A un certo punto ci si aspetta di scoprire che Obama ha nominato in gran segreto il turiferario di stato, che dovrà essere confermato dalla segretissima commissione per gli affari religiosi del Senato. Il messaggio che vuole passare il devoto DuBois suona così: guardate, cari compatrioti cresciuti all’ombra della fede, che i rappresentanti dell’odiata burocrazia statale non sono automi senza pulsioni religiose, ma hanno una luminosa vita contemplativa che li unisce idealmente ai battisti delle chiese di Birmingham, ai cattolici irlandesi, agli ebrei dell’Upper West Side, ai musulmani che si ritrovano nelle moschee dei sobborghi. Il tratto comune degli ex colleghi di DuBois è racchiuso in un aggettivo del titolo: segreta. E’ una vita religiosa segreta, esclusivamente privata, impostata sulla rigida separazione fra la sagrestia e la situation room, devotissima e tendenzialmente irrilevante.
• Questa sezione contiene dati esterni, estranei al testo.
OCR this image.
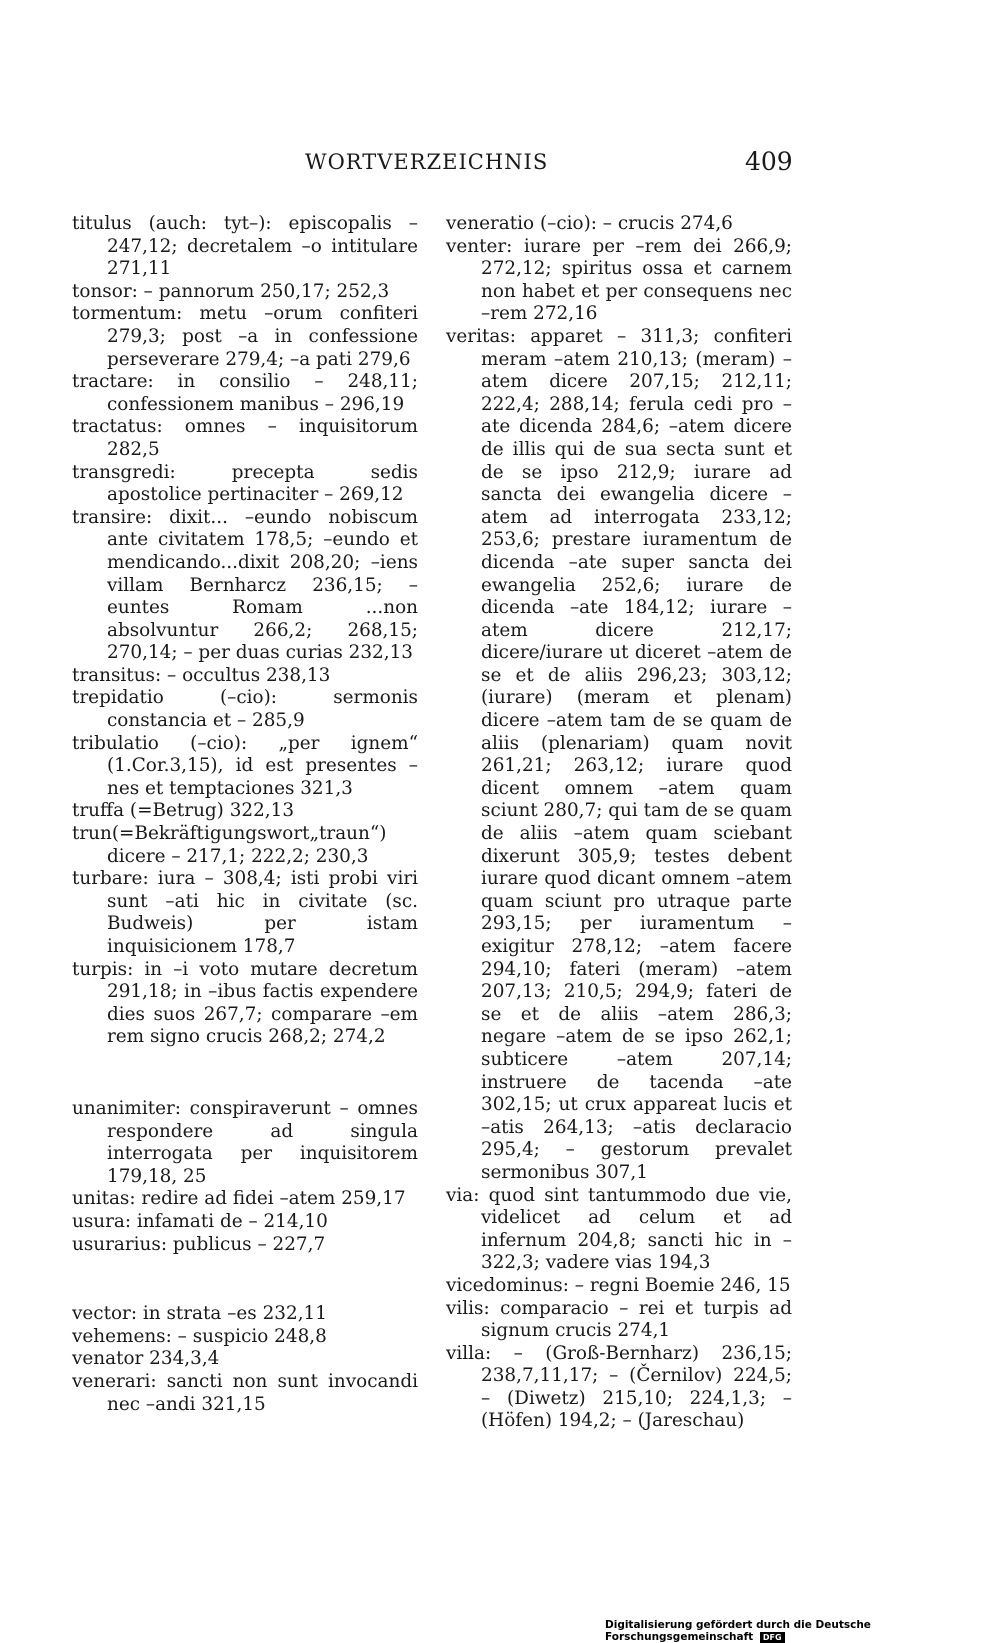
WORTVERZEICHNIS	409

titulus (auch: tyt–): episcopalis – 247,12; decretalem –o intitulare 271,11

tonsor: – pannorum 250,17; 252,3

tormentum: metu –orum confiteri 279,3; post –a in confessione perseverare 279,4; –a pati 279,6

tractare: in consilio – 248,11; confessionem manibus – 296,19

tractatus: omnes – inquisitorum 282,5

transgredi: precepta sedis apostolice pertinaciter – 269,12

transire: dixit... –eundo nobiscum ante civitatem 178,5; –eundo et mendicando...dixit 208,20; –iens villam Bernharcz 236,15; –euntes Romam ...non absolvuntur 266,2; 268,15; 270,14; – per duas curias 232,13

transitus: – occultus 238,13

trepidatio (–cio): sermonis constancia et – 285,9

tribulatio (–cio): „per ignem“ (1.Cor.3,15), id est presentes –nes et temptaciones 321,3

truffa (=Betrug) 322,13

trun(=Bekräftigungswort„traun“) dicere – 217,1; 222,2; 230,3

turbare: iura – 308,4; isti probi viri sunt –ati hic in civitate (sc. Budweis) per istam inquisicionem 178,7

turpis: in –i voto mutare decretum 291,18; in –ibus factis expendere dies suos 267,7; comparare –em rem signo crucis 268,2; 274,2

unanimiter: conspiraverunt – omnes respondere ad singula interrogata per inquisitorem 179,18, 25

unitas: redire ad fidei –atem 259,17

usura: infamati de – 214,10

usurarius: publicus – 227,7

vector: in strata –es 232,11

vehemens: – suspicio 248,8

venator 234,3,4

venerari: sancti non sunt invocandi nec –andi 321,15

veneratio (–cio): – crucis 274,6

venter: iurare per –rem dei 266,9; 272,12; spiritus ossa et carnem non habet et per consequens nec –rem 272,16

veritas: apparet – 311,3; confiteri meram –atem 210,13; (meram) –atem dicere 207,15; 212,11; 222,4; 288,14; ferula cedi pro –ate dicenda 284,6; –atem dicere de illis qui de sua secta sunt et de se ipso 212,9; iurare ad sancta dei ewangelia dicere –atem ad interrogata 233,12; 253,6; prestare iuramentum de dicenda –ate super sancta dei ewangelia 252,6; iurare de dicenda –ate 184,12; iurare –atem dicere 212,17; dicere/iurare ut diceret –atem de se et de aliis 296,23; 303,12; (iurare) (meram et plenam) dicere –atem tam de se quam de aliis (plenariam) quam novit 261,21; 263,12; iurare quod dicent omnem –atem quam sciunt 280,7; qui tam de se quam de aliis –atem quam sciebant dixerunt 305,9; testes debent iurare quod dicant omnem –atem quam sciunt pro utraque parte 293,15; per iuramentum – exigitur 278,12; –atem facere 294,10; fateri (meram) –atem 207,13; 210,5; 294,9; fateri de se et de aliis –atem 286,3; negare –atem de se ipso 262,1; subticere –atem 207,14; instruere de tacenda –ate 302,15; ut crux appareat lucis et –atis 264,13; –atis declaracio 295,4; – gestorum prevalet sermonibus 307,1

via: quod sint tantummodo due vie, videlicet ad celum et ad infernum 204,8; sancti hic in – 322,3; vadere vias 194,3

vicedominus: – regni Boemie 246, 15

vilis: comparacio – rei et turpis ad signum crucis 274,1

villa: – (Groß-Bernharz) 236,15; 238,7,11,17; – (Černilov) 224,5; – (Diwetz) 215,10; 224,1,3; – (Höfen) 194,2; – (Jareschau)

Digitalisierung gefördert durch die Deutsche Forschungsgemeinschaft DFG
DuBois ci informa con orgoglio che il chief of staff di Obama, Denis McDonough, ha accettato di fare con lui la prima “conversazione in profondità” riguardo alla sua fede: la conversazione è talmente profonda che McDonough non va molto oltre i confini di Wikipedia, e sull’influenza che il suo essere cattolico esercita sulle scelte professionali si appella a un detto del fratello: “E’ una fede fatta di libri”, cioè per essere buoni cristiani bisogna studiare, essere preparati, leggere tanto. Poi si può chiudere il libro e tornare alle attività normali.
L’autore cita un sacco di funzionari, parlamentari, assistenti, staffer e analisti che hanno una vita religiosa attivissima e separata dal mondo reale da una sottilissima membrana trasparente. La preghiera interconfessionale va esibita, ma guai a ritrovare in quelle litanie le sorgenti di una posizione politica sul matrimonio gay o sulla disputa con i vescovi a proposito della contraccezione obbligatoria prevista dall’Obamacare. Tutta l’acqua che l’autore porta al mulino della sua tesi serve a chiarire che il cuore religioso di Washington continua a battere, ma è un battito segreto e impercettibile, da custodire nel silenzio e nell’oscurità, un battito da morti più che da vivi.